Kinect Video Stream Masking

Object segmentation with kinect depth map

Here is some streaming video being masked by the depth image of the kinect.
I use OpenCV's inRangeS to find a range to create a mask from the depth image, then cvCopy to copy it over the video image.

One strange thing I've noticed is the video image is down and to the left of the mask.  If you look on the right edge you can see another anomoly which is the boundry of the depth mask.  Apparently the depth image is 632 X 480 vs 640 X 480..

Is the shift part of this too?

Inspiration - http://10k3d.com/kinect-learning-to-recognize-objects-using-op
Interesting link - http://www.ruialmeida.org/?p=218

 

The offset seems to be ~32 pixels as a crow flies - which means I have to adjust the mask 25 pixels left and 25 pixels down... 

I'm Wondering : 

1. Is this for all Kinects or just mine... I suspect its all because of the way it works & 632 resolution, but I really have not found much info on the subject.

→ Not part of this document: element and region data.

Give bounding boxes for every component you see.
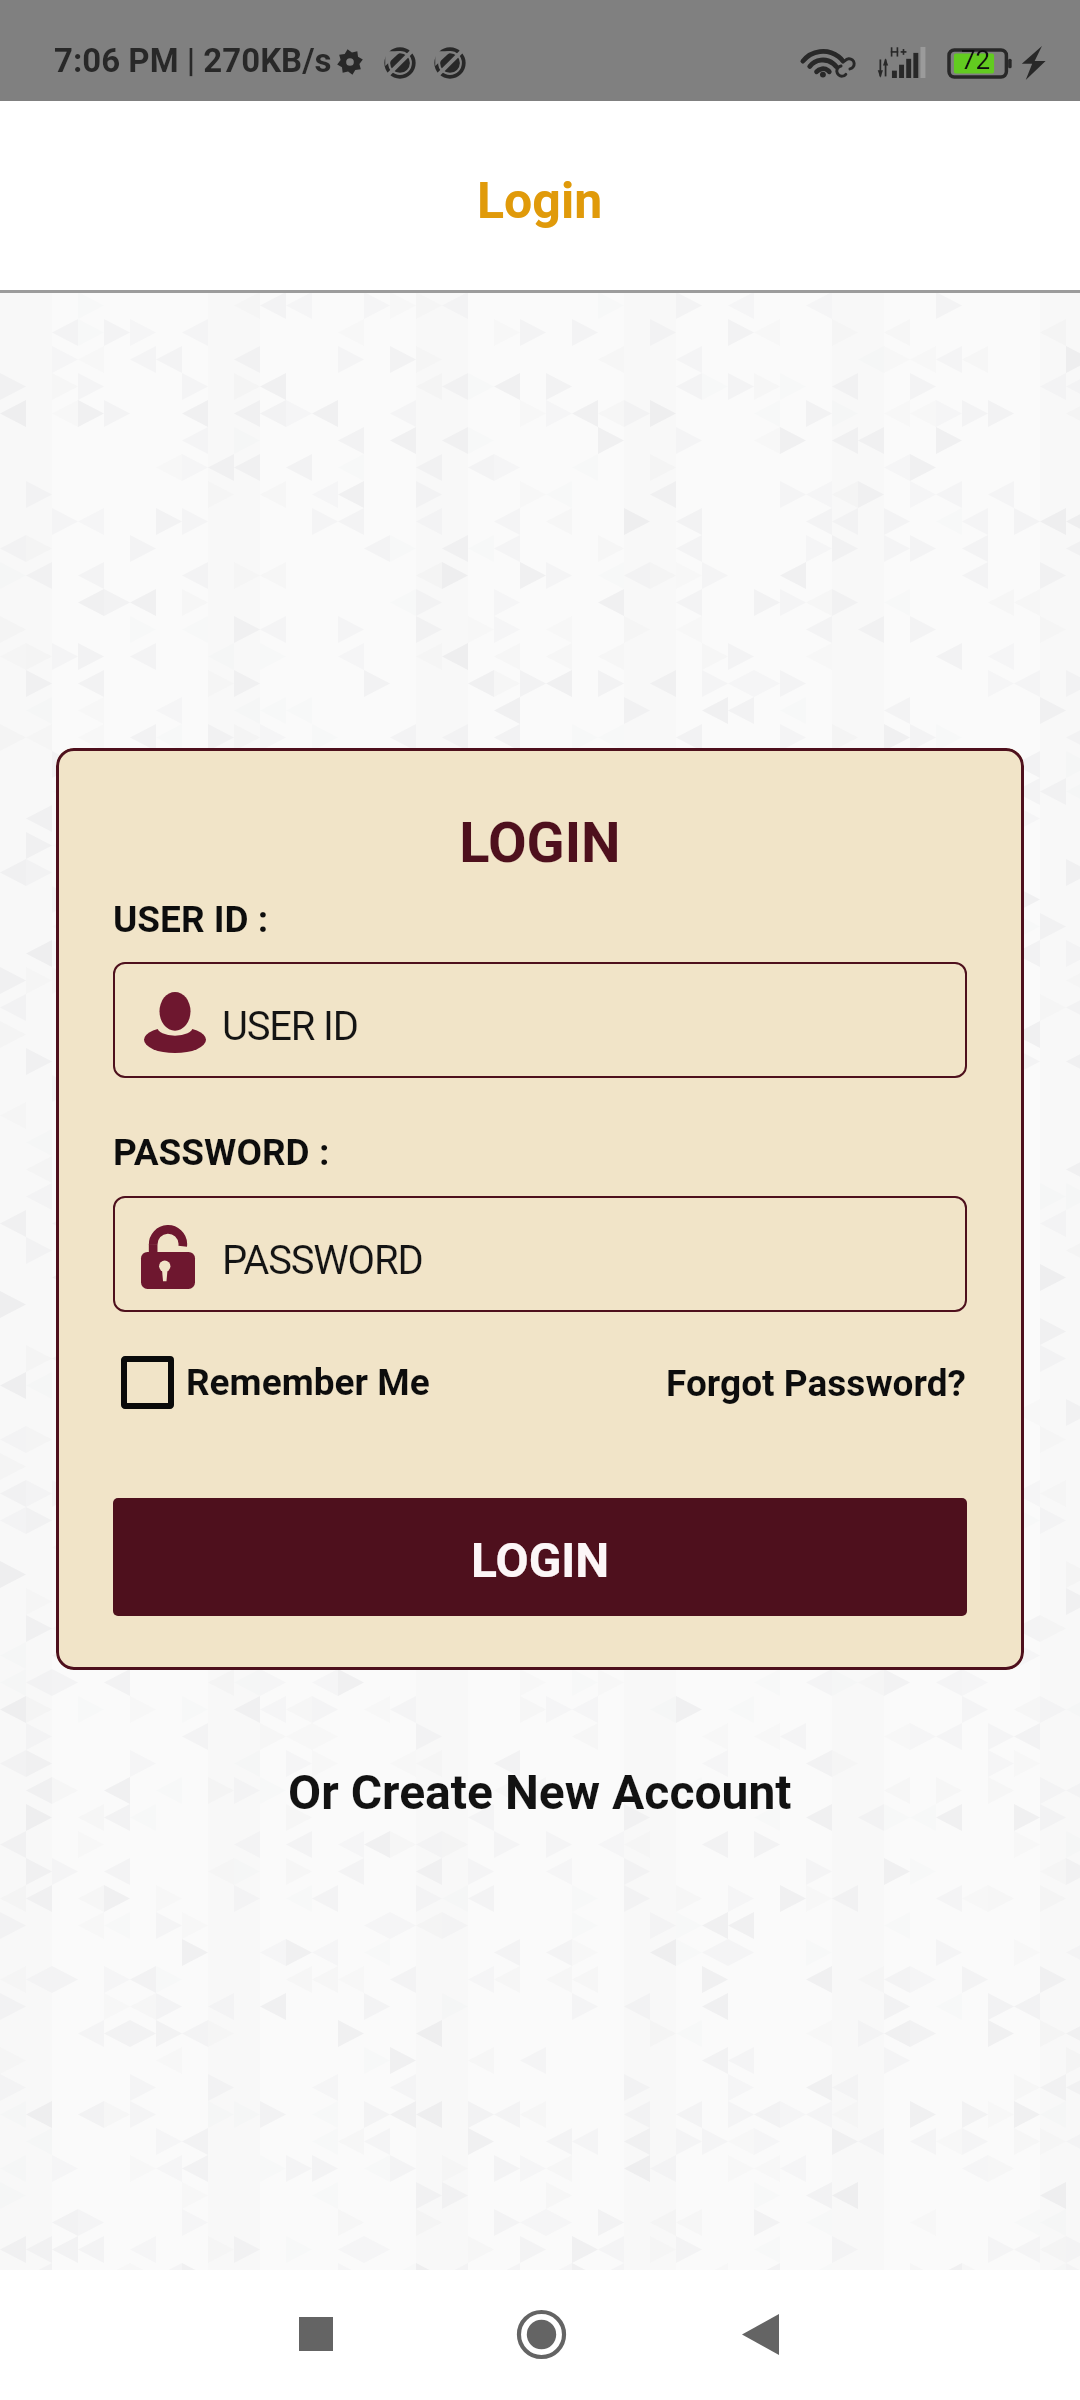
staticText: 7:06 PM | 270KB/s xyxy=(54,41,332,80)
button[interactable]: Or Create New Account xyxy=(280,1758,800,1826)
staticText: PASSWORD : xyxy=(113,1131,330,1174)
staticText: LOGIN xyxy=(471,1532,610,1588)
button[interactable]: Remember Me xyxy=(121,1356,430,1409)
button[interactable]: Home xyxy=(496,2289,586,2379)
button[interactable]: Recent apps xyxy=(271,2289,361,2379)
staticText: Remember Me xyxy=(186,1361,430,1404)
staticText: USER ID : xyxy=(113,898,269,941)
staticText: 72 xyxy=(961,45,991,72)
staticText: USER ID xyxy=(222,1003,358,1050)
staticText: LOGIN xyxy=(56,810,1024,876)
button[interactable]: Back xyxy=(715,2289,805,2379)
button[interactable]: Forgot Password? xyxy=(666,1362,966,1405)
button[interactable]: LOGIN xyxy=(113,1498,967,1616)
staticText: Login xyxy=(477,172,603,231)
staticText: PASSWORD xyxy=(222,1237,423,1284)
button[interactable]: USER ID xyxy=(113,962,967,1078)
button[interactable]: PASSWORD xyxy=(113,1196,967,1312)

2. How the heck am I going to move the mask over given the set of OpenCV functions?

There does not appear to be a "shift" or "move" function in opencv.  You can't grow images and you cant crop images exactly.  So, what to do?

There is ROI (region of interest) and hopefully I can use it to shift the mask properly.

Thanks to TeleFox @ LMR for the suggestion and link:

ROS Link on Kinect details - 

 

 


http://www.ros.org/wiki/kinect_calibration/technical

After scratching my head last night, I decided I'll try this:
Which is close to what you suggested except it only needs 1 empty image, and 1 copy

1. create a completely black image the same dimensions of the RGB image - 640 X 480
2. use cvSetImageROI on the depth data - if 25 x 25 is correct -
I would cvSetImageROI(kinectMask, cvRect(25, 0, 615 - 8 , 455)); ... the (-8) to get rid of the irritating band on the right :)

3. then cvSetImageROI on the black target - cvSetImageROI(black, 0, 25, 615 - 8, 455)
4. do a single copy from the depth to the black blank cvCopy(depth, black);

Sound's good in "theory"

And the result - Looks better, the alignment falls off as the target gets closer to the edges of the 640x480 screen, but pretty good when centered, which is what I'm gonna work with for object identification.